The group has been the subject of dozens of news stories around the world, and a documentary film is in the works. A year ago, Trudeau visited with the press in tow, and his smiling face is proudly displayed around the kitchen. But expectations that this would lead to government funding for administrative costs have not panned out, and this winter Newcomer Kitchen has appealed to the public for donations. The project’s future is tenuous.
One warm morning last fall, that week’s group of cooks milled about the Depanneur’s large communal table, sharing jokes and drinking coffee with homemade anise-flavored cookies. Rahaf Alakbani, a 26-year-old Druze woman from Sueda, in Syria’s south, and a former graduate student in English literature, urged everyone to don aprons and get to work. There was pita bread to be cut for the fattoush salad, onions to be browned for shakriya, a thick beef stew, and semolina flour to be mixed for the maamoul cookies.

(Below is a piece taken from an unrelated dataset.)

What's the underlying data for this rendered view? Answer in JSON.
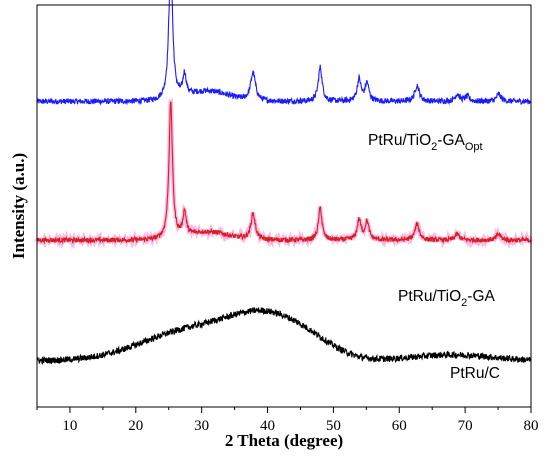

“I had no professional cooking experience at all,” Alakbani says as she leads the crew, “but I have always loved cooking.” Like most women here, she learned the recipes at her mother’s side.
Syria has one of the world’s oldest and richest cuisines, and regional differences, even between towns, are hotly contested. “There is no official translation,” says Len Senater, who owns the Depanneur. “Sometimes there’s 20 different spellings for the same dish,” and because “each woman’s version is the gold standard”, the taste of the dish changes weekly.
Newcomer Kitchen, at its heart, is a social experiment. “Food isn’t the end goal,” says Cara Benjamin-Pace, a retired software entrepreneur who helped found the group. “It’s the platform and conversation of how to bring people together and keep the culinary traditions of these women at a certain level.”
It is also, crucially, a source of healing. After Isis killed one of her brothers as she watched, Gadda Abdulaha and her family scattered around the world. Two of her brothers now work as cooks in Europe, while she landed in Toronto with her husband and two children.
“I felt very comfortable coming here,“ Abdulaha says, on her first visit back to Newcomer Kitchen since the birth of her daughter, named Rahaf after Alakbani, who she says saved her from post-traumatic stress and depression. “Listening to the stories of others makes you feel OK, that you aren’t the only one who suffers. Cooking with them helped me overcome this trauma.”
Alakbani smiles at her little namesake and breaks out in song (“always love songs, sexy songs”), clapping a syncopated beat, as others thwack maamoul dough onto baking sheets from a mould. Soon the kitchen is a riot of singing, dancing and smells, as a potluck lunch of fresh hummus and baba ghanouj, vegetarian kibbe and spiced meat pies called shamborak fill the table for lunch.
“Yallah!” Alakbani shouts over the joyful scene. “Let’s eat.”